The move dramatically raises the prospects of a shutdown -- the first since 1996. It sets up a staring contest with the Senate, where Majority Leader Harry Reid (D-NV) has categorically rejected any provisions that delay, defund or chip away at the Affordable Care Act.
"To be absolutely clear, we are going to accept nothing that relates to Obamacare," Reid told reporters on Friday, after the Senate passed a "clean" stopgap bill to keep the government funded through Nov. 15.
Anxieties were rising on Capitol Hill with deep divisions (both within the GOP and between the two parties) just days before many federal services were set to close their doors. But in their private meeting, House Republicans agreed to unite on the goal that binds them together: wanting to unravel and defeat Obamacare.
"The whole room: 'Let's vote!'" Rep. John Culberson (R-TX) told reporters, according to MSNBC. "I said, like 9/11, 'let's roll!'" (The congressman was referring to the last words of a passenger aboard a flight that was hijacked on Sept. 11, 2001 and crashed in Pennsylvania.)
The Senate is not scheduled to be in session until Monday afternoon. The White House has repeatedly said Obama will veto any legislation that delays or defunds Obamacare.
House Republicans passed a "rule" Saturday afternoon to waive the standing rules and let them bring up the continuing resolution for a vote on the same day it was unveiled.
The decision comes amidst a civil war within the GOP over how far to go in trying to destroy Obamacare. It shows that GOP leaders have come up empty after trying every trick in the book to talk their members back from the brink of shutting down the government over President Barack Obama's health care law.
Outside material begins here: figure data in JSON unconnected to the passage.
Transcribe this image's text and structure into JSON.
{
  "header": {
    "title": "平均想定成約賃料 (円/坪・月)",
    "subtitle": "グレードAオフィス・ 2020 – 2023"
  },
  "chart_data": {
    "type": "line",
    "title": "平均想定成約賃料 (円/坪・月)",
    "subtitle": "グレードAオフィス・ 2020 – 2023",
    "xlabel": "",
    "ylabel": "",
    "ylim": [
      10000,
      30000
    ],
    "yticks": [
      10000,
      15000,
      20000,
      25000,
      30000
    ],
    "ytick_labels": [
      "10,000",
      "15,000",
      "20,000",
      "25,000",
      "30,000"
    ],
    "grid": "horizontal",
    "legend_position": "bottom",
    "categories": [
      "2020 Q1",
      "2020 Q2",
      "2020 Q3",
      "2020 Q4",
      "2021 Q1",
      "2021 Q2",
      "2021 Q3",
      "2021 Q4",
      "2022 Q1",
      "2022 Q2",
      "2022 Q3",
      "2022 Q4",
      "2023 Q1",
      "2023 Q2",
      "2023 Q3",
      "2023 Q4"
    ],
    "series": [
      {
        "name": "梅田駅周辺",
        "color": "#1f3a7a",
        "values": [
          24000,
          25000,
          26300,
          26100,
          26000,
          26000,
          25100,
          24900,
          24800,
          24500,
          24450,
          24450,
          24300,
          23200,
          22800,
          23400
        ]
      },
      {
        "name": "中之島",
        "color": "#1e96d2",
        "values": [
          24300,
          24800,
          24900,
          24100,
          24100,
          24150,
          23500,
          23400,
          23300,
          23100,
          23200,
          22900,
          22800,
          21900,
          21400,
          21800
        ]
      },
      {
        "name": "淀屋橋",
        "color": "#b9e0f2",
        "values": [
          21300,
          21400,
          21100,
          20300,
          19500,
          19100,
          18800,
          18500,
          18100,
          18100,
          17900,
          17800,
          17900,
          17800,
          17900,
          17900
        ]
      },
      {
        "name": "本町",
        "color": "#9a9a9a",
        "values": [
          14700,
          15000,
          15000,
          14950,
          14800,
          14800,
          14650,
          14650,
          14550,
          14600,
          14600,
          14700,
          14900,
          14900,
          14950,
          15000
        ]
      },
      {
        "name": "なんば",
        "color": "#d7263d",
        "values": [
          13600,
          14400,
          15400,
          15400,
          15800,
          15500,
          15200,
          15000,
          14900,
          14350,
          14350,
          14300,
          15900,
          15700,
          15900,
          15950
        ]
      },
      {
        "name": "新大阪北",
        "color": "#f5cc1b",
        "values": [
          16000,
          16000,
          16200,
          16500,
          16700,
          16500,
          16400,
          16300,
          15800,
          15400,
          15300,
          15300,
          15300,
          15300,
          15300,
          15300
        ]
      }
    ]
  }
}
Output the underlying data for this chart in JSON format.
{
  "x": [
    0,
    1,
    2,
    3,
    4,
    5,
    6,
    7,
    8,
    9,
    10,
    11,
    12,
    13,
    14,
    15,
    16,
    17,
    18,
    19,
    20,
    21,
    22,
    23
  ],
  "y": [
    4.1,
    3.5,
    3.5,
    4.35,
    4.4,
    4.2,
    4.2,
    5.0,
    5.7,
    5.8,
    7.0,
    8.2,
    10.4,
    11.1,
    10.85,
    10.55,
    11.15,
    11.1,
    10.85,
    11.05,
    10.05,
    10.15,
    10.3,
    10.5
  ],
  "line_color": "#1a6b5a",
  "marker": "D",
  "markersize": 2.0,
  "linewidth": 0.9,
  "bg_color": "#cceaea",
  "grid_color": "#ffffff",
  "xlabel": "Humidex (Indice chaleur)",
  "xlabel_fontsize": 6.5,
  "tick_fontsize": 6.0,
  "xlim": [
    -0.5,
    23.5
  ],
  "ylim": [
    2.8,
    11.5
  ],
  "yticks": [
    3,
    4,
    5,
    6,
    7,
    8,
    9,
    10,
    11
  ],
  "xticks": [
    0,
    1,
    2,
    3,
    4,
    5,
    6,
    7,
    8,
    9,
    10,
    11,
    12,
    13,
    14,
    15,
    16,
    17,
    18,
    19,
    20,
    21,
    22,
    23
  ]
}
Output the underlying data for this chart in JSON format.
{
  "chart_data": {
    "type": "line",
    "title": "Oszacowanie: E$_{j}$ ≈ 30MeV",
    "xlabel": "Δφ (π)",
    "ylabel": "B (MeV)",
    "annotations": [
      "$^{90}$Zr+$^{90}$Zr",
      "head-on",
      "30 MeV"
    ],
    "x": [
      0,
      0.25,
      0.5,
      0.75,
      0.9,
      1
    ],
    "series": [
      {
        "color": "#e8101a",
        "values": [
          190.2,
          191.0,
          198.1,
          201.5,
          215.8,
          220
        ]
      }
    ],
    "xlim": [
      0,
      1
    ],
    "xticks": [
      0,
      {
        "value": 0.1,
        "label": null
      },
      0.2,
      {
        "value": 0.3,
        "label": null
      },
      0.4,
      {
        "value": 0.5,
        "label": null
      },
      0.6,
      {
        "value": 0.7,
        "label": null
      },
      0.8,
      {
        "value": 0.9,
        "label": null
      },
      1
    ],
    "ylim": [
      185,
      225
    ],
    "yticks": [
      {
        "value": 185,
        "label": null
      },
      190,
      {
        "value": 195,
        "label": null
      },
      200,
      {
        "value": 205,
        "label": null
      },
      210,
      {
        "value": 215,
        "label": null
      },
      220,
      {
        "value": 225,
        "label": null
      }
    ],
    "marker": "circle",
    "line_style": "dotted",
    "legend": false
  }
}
Veteran Republicans recognize that their party is likely to be blamed in the event of a shutdown, even warning that it could cost them the majority in the House, if not damage their standing in the Senate.
"Shutting down the government to get your way over an unrelated piece of legislation is the political equivalent of throwing a temper tantrum. It is just not helpful," said Rep. Tom Cole (R-OK), a deputy majority whip and Boehner ally, back in July. "And I think it is the sort of thing that could create a backlash that could cost the Republicans the majority in the House, which is after all the last line of defense against the president, and could materially undercut the ability of the Republicans in the Senate to capture the majority in 2014, which I think they have a decent chance to do."
It's a sign that the right flank's quixotic push to defund Obamacare, which senior Republicans have said for months is unachievable, has fully taken over the GOP, at least in the House. The effort has been led by Sens. Ted Cruz (R-TX), Mike Lee (R-UT) and conservative activist groups like Club For Growth, Heritage Action and FreedomWorks.
Cruz has been egging on conservative lawmakers to defy GOP leaders in order to keep up the fight to destroy Obamacare. He may have lost the the battle in the Senate, where the Democratic majority out-maneuvered Republicans, but he's winning the war for control of the party, even at the risk of damaging its political prospects.
"By pandering to the Tea Party minority and trying to delay the benefits of health care reform for millions of seniors and families, House Republicans are now actively pushing for a completely unnecessary government shutdown," said Sen. Patty Murray (WA), a member of the Democratic leadership. "I urge Republicans in the House to stop playing political games and pass the Senate's short-term shutdown-prevention bill so the families and communities we represent don't end up paying the price."